How do you balance dark, gritty crime with the emotional depth and vulnerability of your characters?

It’s all about letting the crime and the character wounds bleed into each other. Every murder in any book is connected to someone’s secret longing or shame or grief. So like any good crime thriller, in Shameless in Stilettos also while the surface plot is about finding the killer, the real story is about what the crime reveals—about motherhood, about trauma, about the things people do when they think no one is watching.

Characters like Mia and Rachel aren’t just suspects, they’re women battling expectations and buried secrets. Mia’s desperate need to provide for her child comes at a personal cost she’s willing to pay in silence. Rachel, the good girl gone gloriously rogue, is discovering how intoxicating it can be to live by her own rules. These women don’t need saving. They need space to be. And that’s where the emotional core of the book lies.

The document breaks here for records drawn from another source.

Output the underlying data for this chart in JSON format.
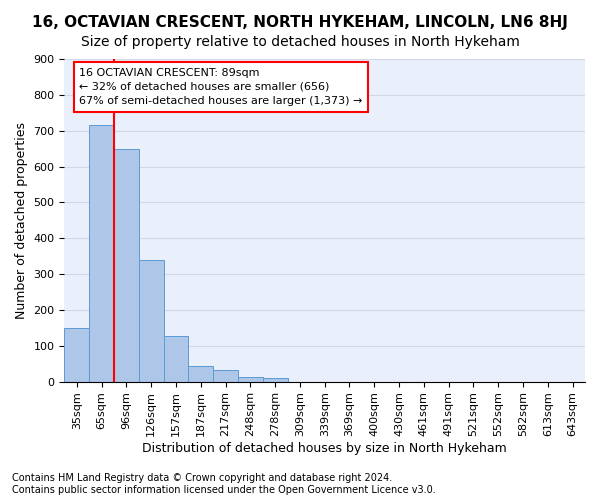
{
  "title": "16, OCTAVIAN CRESCENT, NORTH HYKEHAM, LINCOLN, LN6 8HJ",
  "subtitle": "Size of property relative to detached houses in North Hykeham",
  "xlabel": "Distribution of detached houses by size in North Hykeham",
  "ylabel": "Number of detached properties",
  "bar_labels": [
    "35sqm",
    "65sqm",
    "96sqm",
    "126sqm",
    "157sqm",
    "187sqm",
    "217sqm",
    "248sqm",
    "278sqm",
    "309sqm",
    "339sqm",
    "369sqm",
    "400sqm",
    "430sqm",
    "461sqm",
    "491sqm",
    "521sqm",
    "552sqm",
    "582sqm",
    "613sqm",
    "643sqm"
  ],
  "bar_values": [
    150,
    715,
    650,
    340,
    128,
    43,
    32,
    13,
    10,
    0,
    0,
    0,
    0,
    0,
    0,
    0,
    0,
    0,
    0,
    0,
    0
  ],
  "annotation_text": "16 OCTAVIAN CRESCENT: 89sqm\n← 32% of detached houses are smaller (656)\n67% of semi-detached houses are larger (1,373) →",
  "bar_color": "#aec6e8",
  "bar_edge_color": "#5b9bd5",
  "red_line_color": "red",
  "red_line_x": 1.5,
  "ylim": [
    0,
    900
  ],
  "yticks": [
    0,
    100,
    200,
    300,
    400,
    500,
    600,
    700,
    800,
    900
  ],
  "grid_color": "#d0d8e8",
  "background_color": "#eaf0fb",
  "footer": "Contains HM Land Registry data © Crown copyright and database right 2024.\nContains public sector information licensed under the Open Government Licence v3.0.",
  "title_fontsize": 11,
  "subtitle_fontsize": 10,
  "xlabel_fontsize": 9,
  "ylabel_fontsize": 9,
  "tick_fontsize": 8,
  "annotation_fontsize": 8,
  "footer_fontsize": 7
}
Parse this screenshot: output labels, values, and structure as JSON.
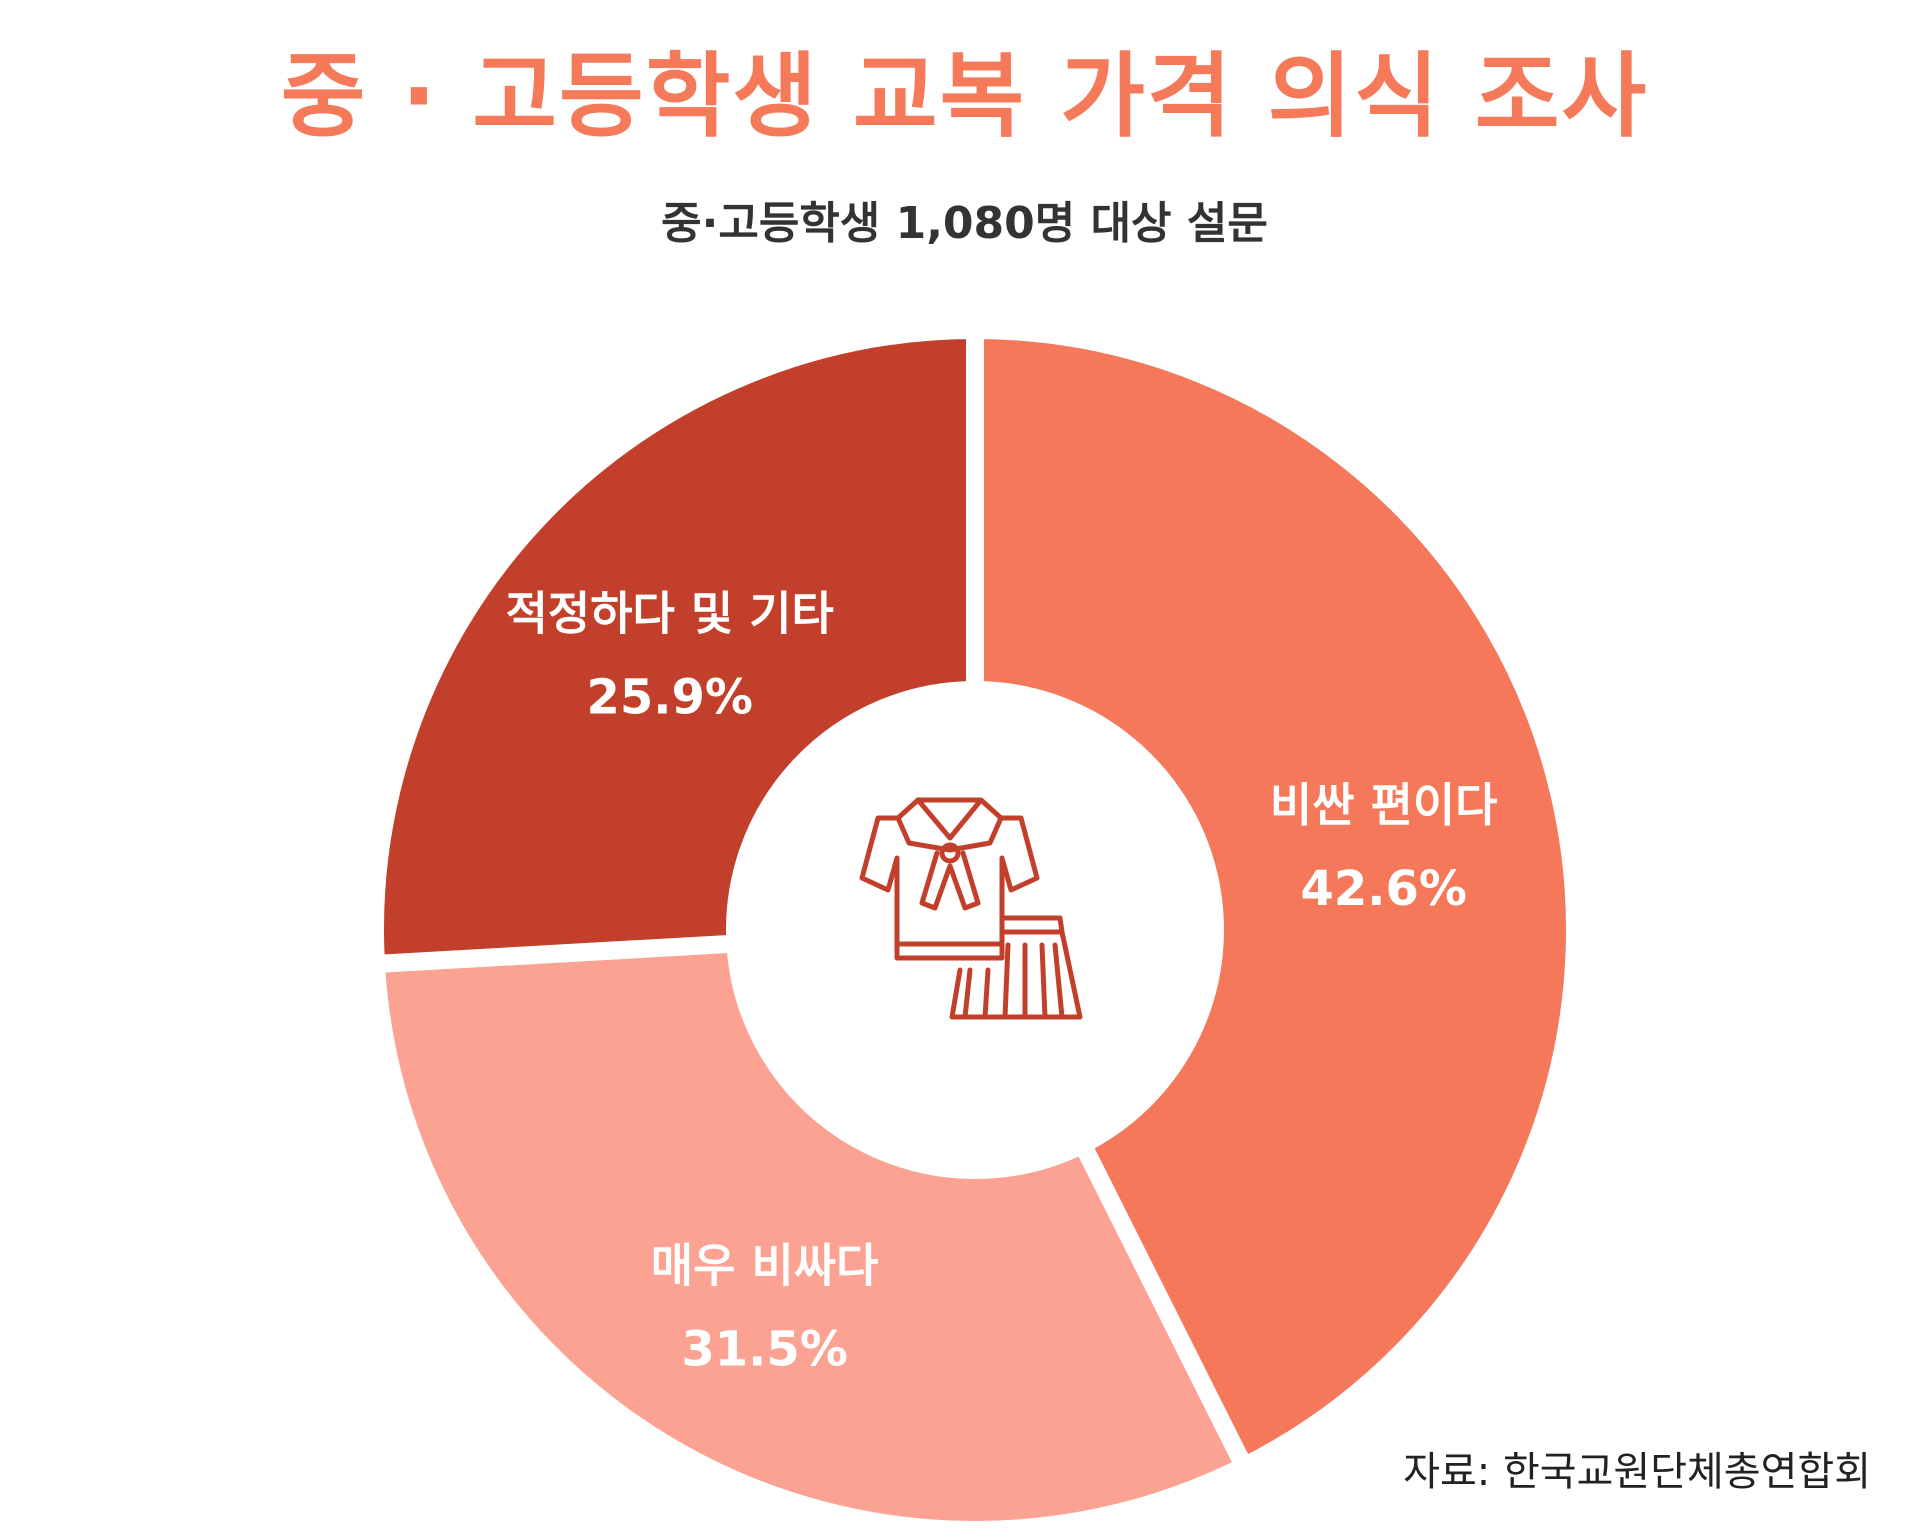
{
  "title": "중 · 고등학생 교복 가격 의식 조사",
  "subtitle": "중·고등학생 1,080명 대상 설문",
  "source": "자료: 한국교원단체총연합회",
  "chart_data": {
    "type": "pie",
    "title": "중 · 고등학생 교복 가격 의식 조사",
    "subtitle": "중·고등학생 1,080명 대상 설문",
    "unit": "%",
    "categories": [
      "비싼 편이다",
      "매우 비싸다",
      "적정하다 및 기타"
    ],
    "values": [
      42.6,
      31.5,
      25.9
    ],
    "value_labels": [
      "42.6%",
      "31.5%",
      "25.9%"
    ],
    "colors": [
      "#f5785b",
      "#fba293",
      "#c2402b"
    ],
    "donut": true,
    "start": "12 o'clock",
    "direction": "clockwise",
    "center_icon": "school-uniform-icon",
    "legend": "none"
  },
  "colors": {
    "title": "#f47a5a",
    "icon": "#c2402b"
  }
}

What do you hope readers take away from the storys exploration of grief, trauma, and self-discovery?

I hope readers realize that grief doesn’t always look like tears and soft piano music. Sometimes it’s rage. Sometimes it’s detachment. Sometimes it’s picking up a knife and not knowing whether you’ll use it on someone else or yourself.

Shameless in Stilettos is about the stories we hide under perfect Instagrammable lives. It's about how trauma doesn’t erase desire, instead sometimes fuels it. It’s about the journey to self-discovery through the ugliest, most unexpected paths. If readers walk away with a deeper empathy for flawed, chaotic, brilliant women who are doing their best in a world stacked against them, I’ll call that a win.